With trust… There is just ‘this is the person who packaged this module’, or, ‘I don’t know who packaged this module’, or, what NORMALLY happens, ‘The person who packaged this module said that this file is ABC, but it’s been changed to ABD’.

That’s NOT what this is about. This is to cover the most common attack vector, which is - for example - when someone’s left PhpMyAdmin running on their server, and now you have given random people shell access as the web user.

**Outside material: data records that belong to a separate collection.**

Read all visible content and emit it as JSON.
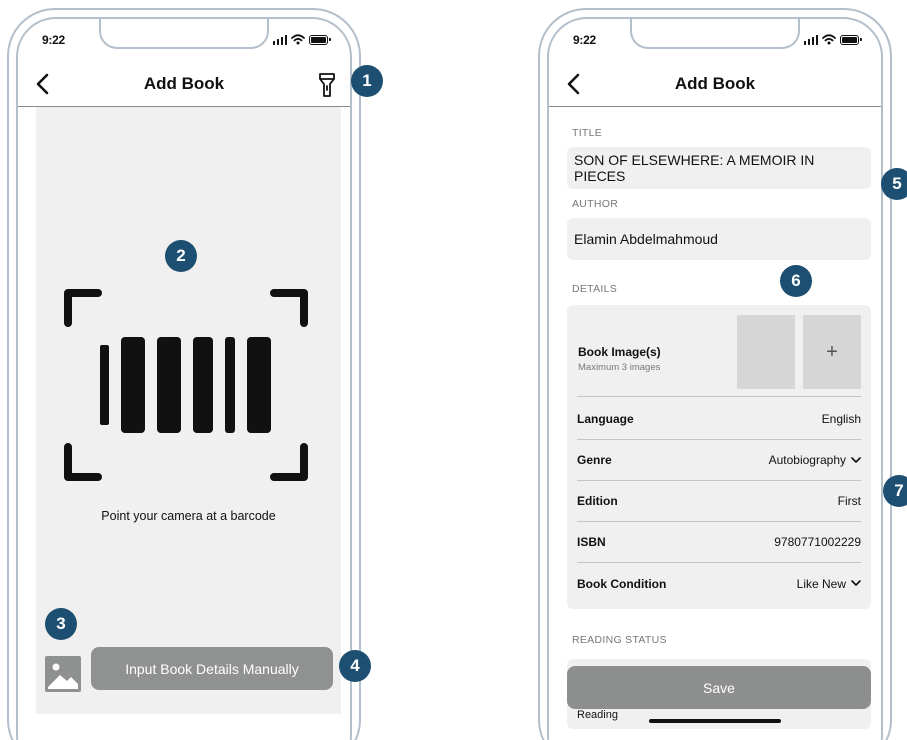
{
  "left_screen": {
    "status_time": "9:22",
    "nav_title": "Add Book",
    "scan_hint": "Point your camera at a barcode",
    "manual_button_label": "Input Book Details Manually",
    "icons": [
      "back-chevron-icon",
      "flashlight-icon",
      "barcode-icon",
      "image-gallery-icon"
    ]
  },
  "right_screen": {
    "status_time": "9:22",
    "nav_title": "Add Book",
    "title_label": "TITLE",
    "title_value": "SON OF ELSEWHERE: A MEMOIR IN PIECES",
    "author_label": "AUTHOR",
    "author_value": "Elamin Abdelmahmoud",
    "details_label": "DETAILS",
    "book_image_label": "Book Image(s)",
    "book_image_sub": "Maximum 3 images",
    "add_image_symbol": "+",
    "details": [
      {
        "label": "Language",
        "value": "English",
        "dropdown": false
      },
      {
        "label": "Genre",
        "value": "Autobiography",
        "dropdown": true
      },
      {
        "label": "Edition",
        "value": "First",
        "dropdown": false
      },
      {
        "label": "ISBN",
        "value": "9780771002229",
        "dropdown": false
      },
      {
        "label": "Book Condition",
        "value": "Like New",
        "dropdown": true
      }
    ],
    "reading_status_label": "READING STATUS",
    "reading_status_value": "Reading",
    "save_label": "Save"
  },
  "annotations": [
    "1",
    "2",
    "3",
    "4",
    "5",
    "6",
    "7"
  ],
  "colors": {
    "badge": "#1d4f72",
    "button_gray": "#909291",
    "panel_gray": "#f0f0f0",
    "frame": "#b3bfca"
  }
}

I want people to figure out holes, and potential weaknesses, but once the attacker is root, the game is over, and there’s nothing anyone can do from then on, so it’s not something we’re even trying to address.


#78

http://literature.schmoozecom.com/EUA/GPG-KEY-SIGNING.pdf

how are you guys not involved, even as a second derivative?


(Rob Thomas) #79

Uh, you talked about trust? There is no trust. If we wanted to get TRUST involved, you would have needed to get a proper Code Signing Certificate, and oh my god those things are a terrible pain in the arse to get. It took me almost 2 months to get mine, sending faxes of passports and all sorts of things. It was a nightmare.